UK-listed companies involved in unsustainable resource extraction in Indonesia include BHP Billiton, and Bumi plc which are both involved in large-scale coal extraction projects in Indonesian Borneo. Bumi and its Indonesian shareholders have been associated with numerous human rights and environmental abuses, including a brutal attack against striking workers at the KPC mine in March this year. Jardine Matheson, which controls major palm oil companies operating in Indonesia, has been accused of causing deforestation and biodiversity loss.

In Papua, the large military presence, the climate of impunity for human rights abuses by the security forces and restrictions on civil and political freedoms means that the impacts of land and resources appropriation are even more severe for the local population. Human rights abuses, including killings, are commonly associated with logging, mining and oil palm plantation ventures, while additional problems associated with in-migration from other parts of Indonesia are increasing the pressure on indigenous Papuans and their resources. Two UK-listed companies, BP and Rio Tinto, are heavily involved in resource extraction in Papua in their Tangguh and Grasberg operations respectively.

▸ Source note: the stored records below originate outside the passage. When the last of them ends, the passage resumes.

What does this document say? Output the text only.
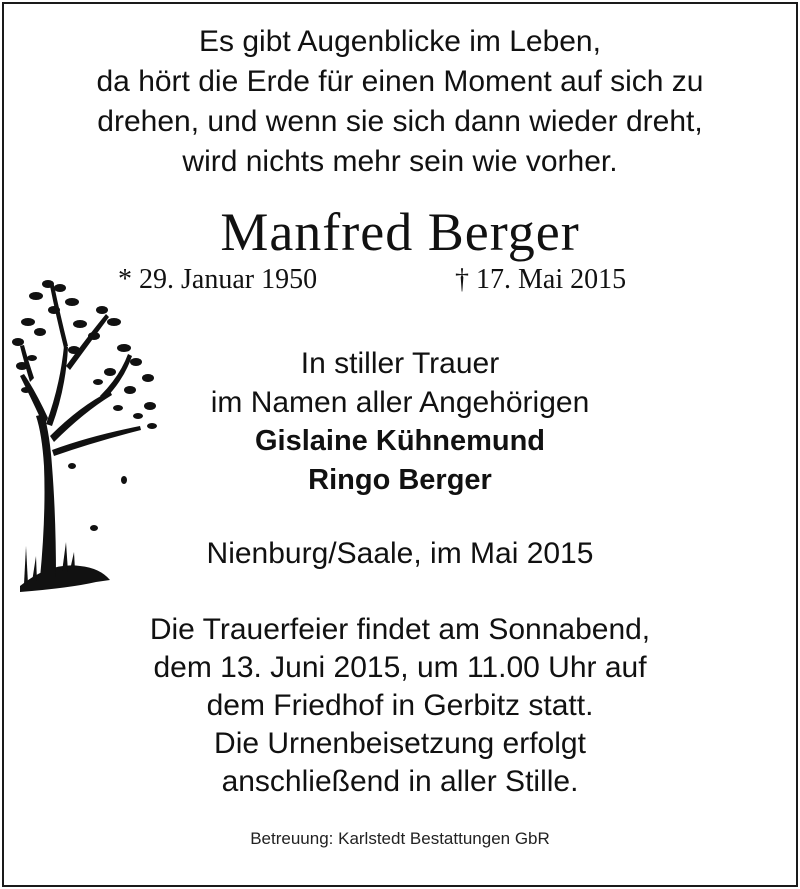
Es gibt Augenblicke im Leben,
da hört die Erde für einen Moment auf sich zu
drehen, und wenn sie sich dann wieder dreht,
wird nichts mehr sein wie vorher.
Manfred Berger
* 29. Januar 1950	† 17. Mai 2015
In stiller Trauer
im Namen aller Angehörigen
Gislaine Kühnemund
Ringo Berger
Nienburg/Saale, im Mai 2015
Die Trauerfeier findet am Sonnabend,
dem 13. Juni 2015, um 11.00 Uhr auf
dem Friedhof in Gerbitz statt.
Die Urnenbeisetzung erfolgt
anschließend in aller Stille.
Betreuung: Karlstedt Bestattungen GbR
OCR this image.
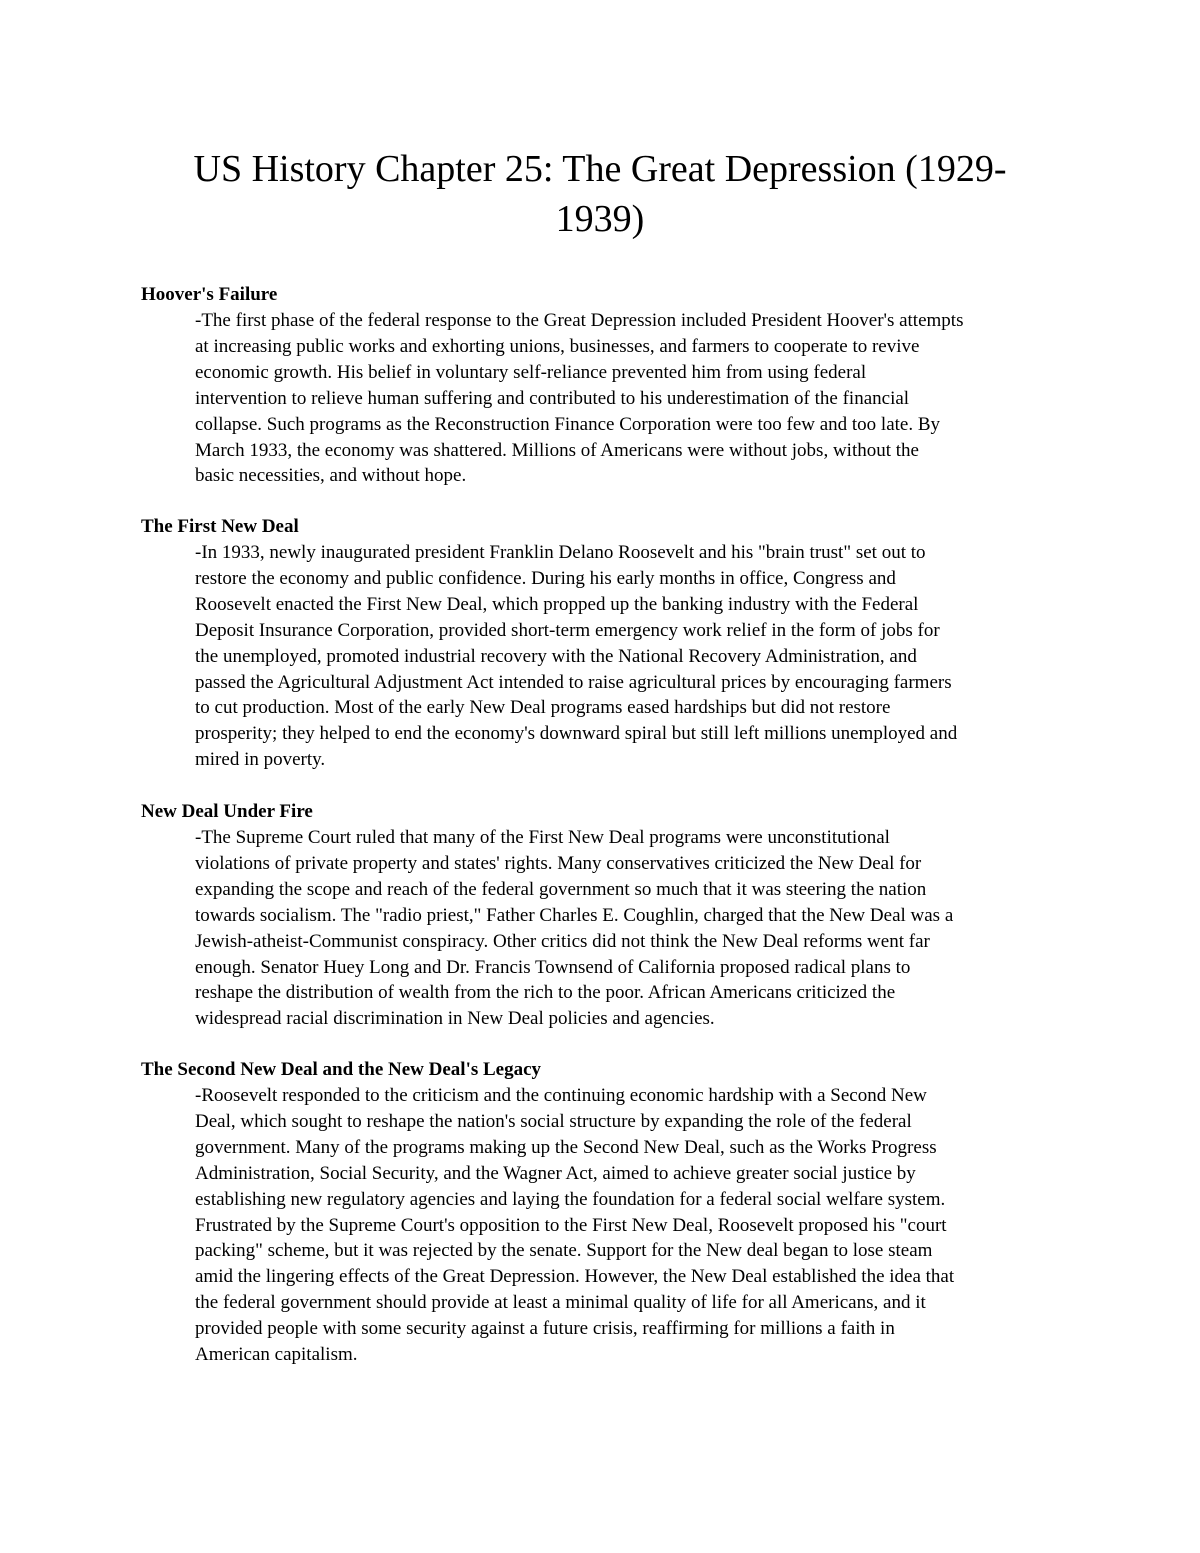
US History Chapter 25: The Great Depression (1929-
1939)
Hoover's Failure

-The first phase of the federal response to the Great Depression included President Hoover's attempts
at increasing public works and exhorting unions, businesses, and farmers to cooperate to revive
economic growth. His belief in voluntary self-reliance prevented him from using federal
intervention to relieve human suffering and contributed to his underestimation of the financial
collapse. Such programs as the Reconstruction Finance Corporation were too few and too late. By
March 1933, the economy was shattered. Millions of Americans were without jobs, without the
basic necessities, and without hope.

The First New Deal

-In 1933, newly inaugurated president Franklin Delano Roosevelt and his "brain trust" set out to
restore the economy and public confidence. During his early months in office, Congress and
Roosevelt enacted the First New Deal, which propped up the banking industry with the Federal
Deposit Insurance Corporation, provided short-term emergency work relief in the form of jobs for
the unemployed, promoted industrial recovery with the National Recovery Administration, and
passed the Agricultural Adjustment Act intended to raise agricultural prices by encouraging farmers
to cut production. Most of the early New Deal programs eased hardships but did not restore
prosperity; they helped to end the economy's downward spiral but still left millions unemployed and
mired in poverty.

New Deal Under Fire

-The Supreme Court ruled that many of the First New Deal programs were unconstitutional
violations of private property and states' rights. Many conservatives criticized the New Deal for
expanding the scope and reach of the federal government so much that it was steering the nation
towards socialism. The "radio priest," Father Charles E. Coughlin, charged that the New Deal was a
Jewish-atheist-Communist conspiracy. Other critics did not think the New Deal reforms went far
enough. Senator Huey Long and Dr. Francis Townsend of California proposed radical plans to
reshape the distribution of wealth from the rich to the poor. African Americans criticized the
widespread racial discrimination in New Deal policies and agencies.

The Second New Deal and the New Deal's Legacy

-Roosevelt responded to the criticism and the continuing economic hardship with a Second New
Deal, which sought to reshape the nation's social structure by expanding the role of the federal
government. Many of the programs making up the Second New Deal, such as the Works Progress
Administration, Social Security, and the Wagner Act, aimed to achieve greater social justice by
establishing new regulatory agencies and laying the foundation for a federal social welfare system.
Frustrated by the Supreme Court's opposition to the First New Deal, Roosevelt proposed his "court
packing" scheme, but it was rejected by the senate. Support for the New deal began to lose steam
amid the lingering effects of the Great Depression. However, the New Deal established the idea that
the federal government should provide at least a minimal quality of life for all Americans, and it
provided people with some security against a future crisis, reaffirming for millions a faith in
American capitalism.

Meanwhile policies promoting more fossil fuel use, the conversion of forests to agribusiness and plantations and the destruction of sustainable community-based resource use, spell disaster for the climate and undermine the President’s international commitment to reduce greenhouse gas emissions by at least 26% on business as usual levels by 2020.
 

Recommendations
Down to Earth is asking the UK government to:

  1. reform the regulation of UK listed companies to include accountability for ethical, environmental, and human rights concerns;
  2. ensure that human and biodiversity rights are included as key criteria in UK and EU agrofuels sustainability legislation;
  3. ensure that UK Government policies, programmes and support for British investment in Indonesia answers the call of civil society in Indonesia for climate justice and respects the rights to resources and livelihoods of Indigenous peoples and local communities.